[ExI] von Neuman machines

Adrian Tymes atymes at gmail.com
Sat Aug 27 05:24:00 UTC 2016


On Fri, Aug 26, 2016 at 6:28 AM, Keith Henson <hkeithhenson at gmail.com>
wrote:

> The trouble is, if you talk about a 20 year replication time, a lot of
> the problems may go away, but so does the motivation.
>

Yes, but this is true of many existing implementations of nanotech too.
Let's say you start with something atom-sized that can replicate something
atom-sized.  You build up until you have enough for each atom in a human
body, then do one more step to replicate said human body.  According to one
site in a quick search, there are roughly 7 * 10^27 atoms in an average
human body.  10^3 is roughly 10 doublings, so this is 93 doublings to get
to the right number + 1 to replicate the human.  If each doubling takes a
week, that's just shy of 2 years...and that's just for something about the
size of a human.

The trick is to find a machine shop setup that can replicate itself fast.
Optimized nanotech allows for precision, but not necessarily speed.

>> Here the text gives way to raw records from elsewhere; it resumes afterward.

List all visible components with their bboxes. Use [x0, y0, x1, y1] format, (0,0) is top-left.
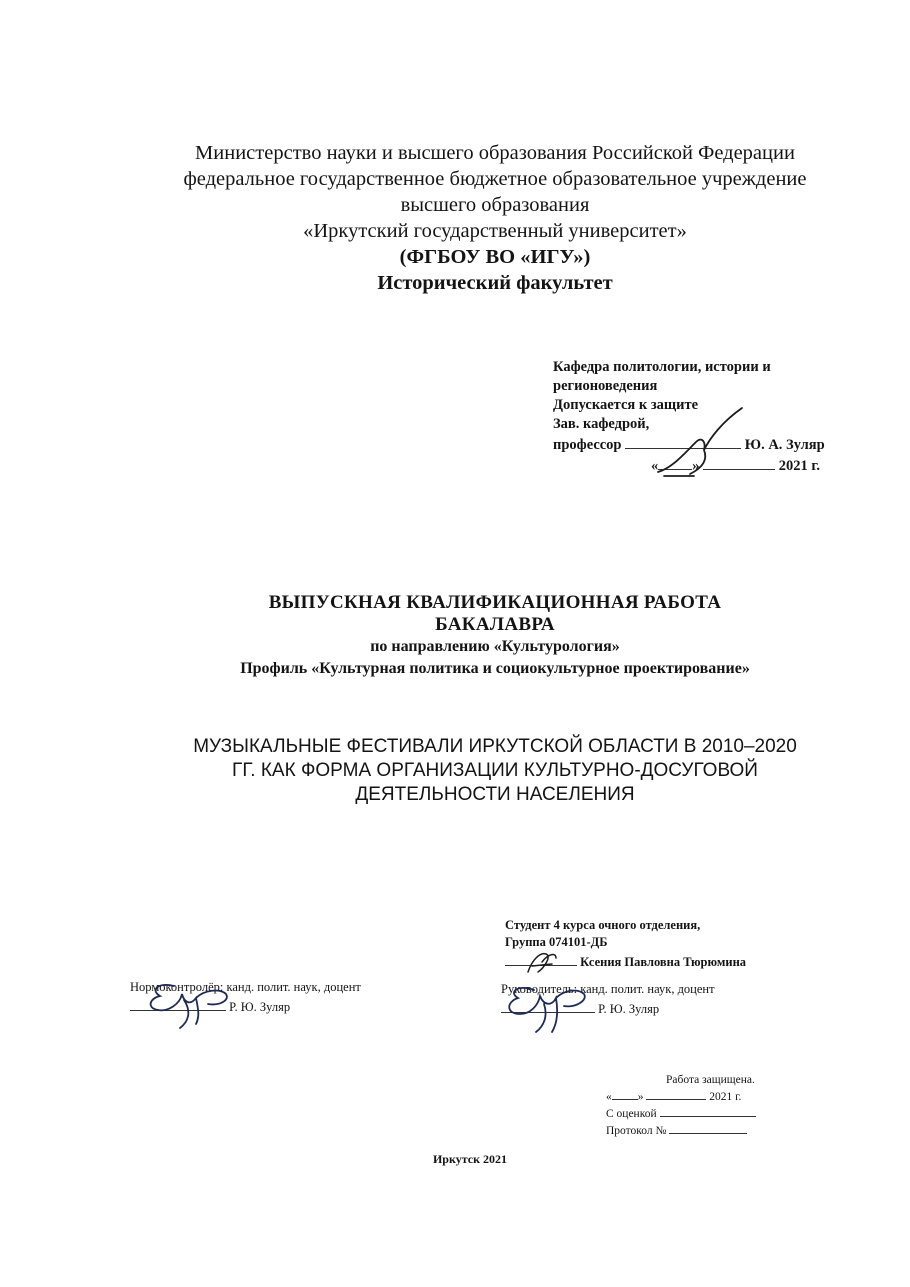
thesis-title-line-2: ГГ. КАК ФОРМА ОРГАНИЗАЦИИ КУЛЬТУРНО-ДОСУГОВОЙ: [232, 760, 758, 781]
protocol-label: Протокол №: [606, 1125, 667, 1137]
defense-date-open-quote: «: [606, 1091, 612, 1103]
university-abbreviation: (ФГБОУ ВО «ИГУ»): [399, 246, 591, 268]
student-course: Студент 4 курса очного отделения,: [505, 918, 701, 932]
normocontroller-name: Р. Ю. Зуляр: [229, 1000, 291, 1014]
supervisor-label: Руководитель: канд. полит. наук, доцент: [501, 982, 715, 996]
admitted-label: Допускается к защите: [553, 397, 699, 413]
protocol-line: [669, 1122, 747, 1134]
work-type-line-1: ВЫПУСКНАЯ КВАЛИФИКАЦИОННАЯ РАБОТА: [268, 592, 722, 613]
work-type-line-2: БАКАЛАВРА: [435, 614, 555, 635]
normocontroller-label: Нормоконтролёр: канд. полит. наук, доцент: [130, 980, 361, 994]
defense-block: [606, 1073, 806, 1139]
defense-date-row: [606, 1088, 806, 1105]
defense-status: Работа защищена.: [666, 1074, 755, 1086]
work-type-block: [100, 592, 890, 680]
supervisor-signature: [498, 980, 593, 1040]
thesis-title: [120, 735, 870, 807]
defense-year: 2021 г.: [709, 1091, 742, 1103]
head-signature: [650, 402, 755, 482]
student-signature: [522, 948, 562, 978]
faculty-name: Исторический факультет: [377, 272, 613, 294]
institution-type-line: федеральное государственное бюджетное образовательное учреждение: [183, 168, 807, 190]
ministry-line: Министерство науки и высшего образования Российской Федерации: [195, 142, 795, 164]
grade-row: [606, 1105, 806, 1122]
city-year: Иркутск 2021: [432, 1152, 508, 1166]
head-title: Зав. кафедрой,: [553, 416, 650, 432]
protocol-row: [606, 1122, 806, 1139]
institution-header: [120, 140, 870, 296]
professor-label: профессор: [553, 437, 622, 453]
thesis-title-line-1: МУЗЫКАЛЬНЫЕ ФЕСТИВАЛИ ИРКУТСКОЙ ОБЛАСТИ В 2010–2020: [193, 736, 797, 757]
profile-line: Профиль «Культурная политика и социокультурное проектирование»: [240, 660, 750, 677]
department-line-2: регионоведения: [553, 378, 658, 394]
university-name: «Иркутский государственный университет»: [303, 220, 687, 242]
grade-line: [660, 1105, 756, 1117]
thesis-title-line-3: ДЕЯТЕЛЬНОСТИ НАСЕЛЕНИЯ: [355, 784, 635, 805]
direction-line: по направлению «Культурология»: [370, 638, 620, 655]
date-open-quote: «: [651, 458, 659, 474]
supervisor-name: Р. Ю. Зуляр: [598, 1002, 660, 1016]
approval-year: 2021 г.: [778, 458, 820, 474]
date-close-quote: »: [692, 458, 700, 474]
institution-level-line: высшего образования: [400, 194, 590, 216]
student-group: Группа 074101-ДБ: [505, 935, 608, 949]
defense-month-line: [646, 1088, 706, 1100]
student-name: Ксения Павловна Тюрюмина: [580, 955, 747, 969]
department-line-1: Кафедра политологии, истории и: [553, 359, 771, 375]
normocontroller-signature: [140, 978, 235, 1038]
defense-date-close-quote: »: [637, 1091, 644, 1103]
defense-day-line: [612, 1088, 638, 1100]
grade-label: С оценкой: [606, 1108, 657, 1120]
head-name: Ю. А. Зуляр: [744, 437, 825, 453]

> > Once you have that set, what can make more of themselves and said
> > manipulators?
> >
> > ...and the control circuitry and power systems?
> >
> > ...and machinery to gather and smelt regolith?
>
> Regolith is not like iron ore.  Even if it was, you don't have the
> carbon and free oxygen to power the smelting.


Yes, granted, this is in the context of being on the Moon and using
regolith.  This is a design challenge, but not an impossibility.

But e.g. you're not making carbonized steel for structural elements.  You'd
more likely use aluminum for that.

Nor can you scale down
> processes that involve a lot of heat.
>

You can, but it's tricky and less efficient.  (CubeCab is doing this a lot,
in a sense.)


> > Rather than focusing on one tool to do it all, think of it as an
> industrial,
> > mostly automated city expanding from a seed.  There will be many things
> it
> > can not fabricate, at least at first.  But if you have a
> limited-capability
> > factory build another such factory, then you have two factories, and I'm
> > sure you're familiar with the math from there.
>
> The critical parameter is replication time.  A lot of the steps like
> chemical sorting out elements are just slow.
>

Rely more on heat, cyclotrons, and diffusion, and less on chemicals.
Besides, chemical processes often turn out to rely on reagents you wouldn't
have up there.


> Not trying to be a wet blanket on the subject, but it is way harder
> than it looks.
>

Oh, quite agreed.  If it were easy it'd have been solved by now.  You have
to discard a lot of processes that would be the obvious way to do it on
Earth, and rely on or come up with ones that would work on the Moon.  And
then you have to come up with a means of fairly rapid replication.  Nothing
suggests that it is physically impossible; it's just that we don't know how
to do it all yet.

I anticipate a growing number of lunar experiments over time to try to
solve subsets of this problem (as lunar access for small-budget experiments
becomes more and more practical over the next several years), prior to a
full-up bootstrapped lunar factory becoming viable.  And you do (or, at
least, someone does) have to break the problem down into subproblems in
order to solve the whole thing, at least from where we are now.